High-mobility group box 1 (HMGB1) is a mediator of inflammation with dose-dependent effects. In the setting of regional myocardial infarction, a high-dose HMGB1 treatment decreases myocardial function, whereas low-dose HMGB1 improves function; however, it is unknown what role HMGB1 has in the setting of global ischemia/reperfusion (I/R) injury. We hypothesized that a low-dose HMGB1 treatment would improve myocardial functional recovery and decrease infarct size after global I/R injury in association with increased levels of cardioprotective paracrine factors and decreased inflammation.

Adult rat hearts were isolated and perfused using the Langendorff method and were subjected to global I/R and treatment with either the vehicle, 200-ng HMGB1, or 1-μg HMGB1. The treatment was administered during 1 min at the start of reperfusion, and myocardial function was measured for 60 min of reperfusion. At the end of reperfusion, the hearts were sectioned and incubated in triphenyltetrazolium chloride to assess myocardial infarct size or homogenized to measure levels of inflammatory cytokines and growth factors.
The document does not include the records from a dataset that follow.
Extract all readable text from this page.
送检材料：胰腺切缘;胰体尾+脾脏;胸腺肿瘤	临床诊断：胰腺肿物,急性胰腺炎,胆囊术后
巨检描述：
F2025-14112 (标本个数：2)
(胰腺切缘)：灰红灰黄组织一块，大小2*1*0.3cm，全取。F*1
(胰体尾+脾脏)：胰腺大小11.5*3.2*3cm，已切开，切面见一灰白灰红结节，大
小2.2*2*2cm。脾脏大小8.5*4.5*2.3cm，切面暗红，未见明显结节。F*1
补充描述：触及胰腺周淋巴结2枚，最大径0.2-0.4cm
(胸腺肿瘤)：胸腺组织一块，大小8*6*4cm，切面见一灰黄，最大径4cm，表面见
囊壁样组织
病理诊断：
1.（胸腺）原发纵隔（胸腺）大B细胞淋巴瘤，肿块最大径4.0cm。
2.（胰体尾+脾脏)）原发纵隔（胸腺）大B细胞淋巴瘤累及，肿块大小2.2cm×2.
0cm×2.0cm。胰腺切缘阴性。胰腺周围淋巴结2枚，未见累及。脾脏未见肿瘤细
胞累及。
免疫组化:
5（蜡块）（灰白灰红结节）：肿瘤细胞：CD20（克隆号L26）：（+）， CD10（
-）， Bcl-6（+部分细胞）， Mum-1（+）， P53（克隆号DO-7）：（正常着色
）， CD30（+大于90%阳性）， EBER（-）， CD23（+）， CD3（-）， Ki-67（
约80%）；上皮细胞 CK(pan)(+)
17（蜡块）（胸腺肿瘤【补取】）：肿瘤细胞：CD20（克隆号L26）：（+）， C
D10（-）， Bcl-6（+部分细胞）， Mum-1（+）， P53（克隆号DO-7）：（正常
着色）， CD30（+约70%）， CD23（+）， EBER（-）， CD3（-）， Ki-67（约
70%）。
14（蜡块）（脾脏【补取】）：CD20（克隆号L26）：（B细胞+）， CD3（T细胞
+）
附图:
Postischemic treatment with 200-ng HMGB1 significantly improved myocardial functional recovery after global I/R in association with decreased infarct size and decreased interleukin-1 (IL-1), IL-6, IL-10, and vascular endothelial growth factor (VEGF) levels. In addition, 1-μg HMGB1 decreased myocardial inflammation but did not result in subsequent improvement in functional recovery.

In the setting of global I/R, 200-ng postischemic HMGB1 treatment improves myocardial function and decreases infarct size in association with suppressed myocardial inflammation. These results suggest a potential role for exogenous HMGB1therapy in the acute postischemic period.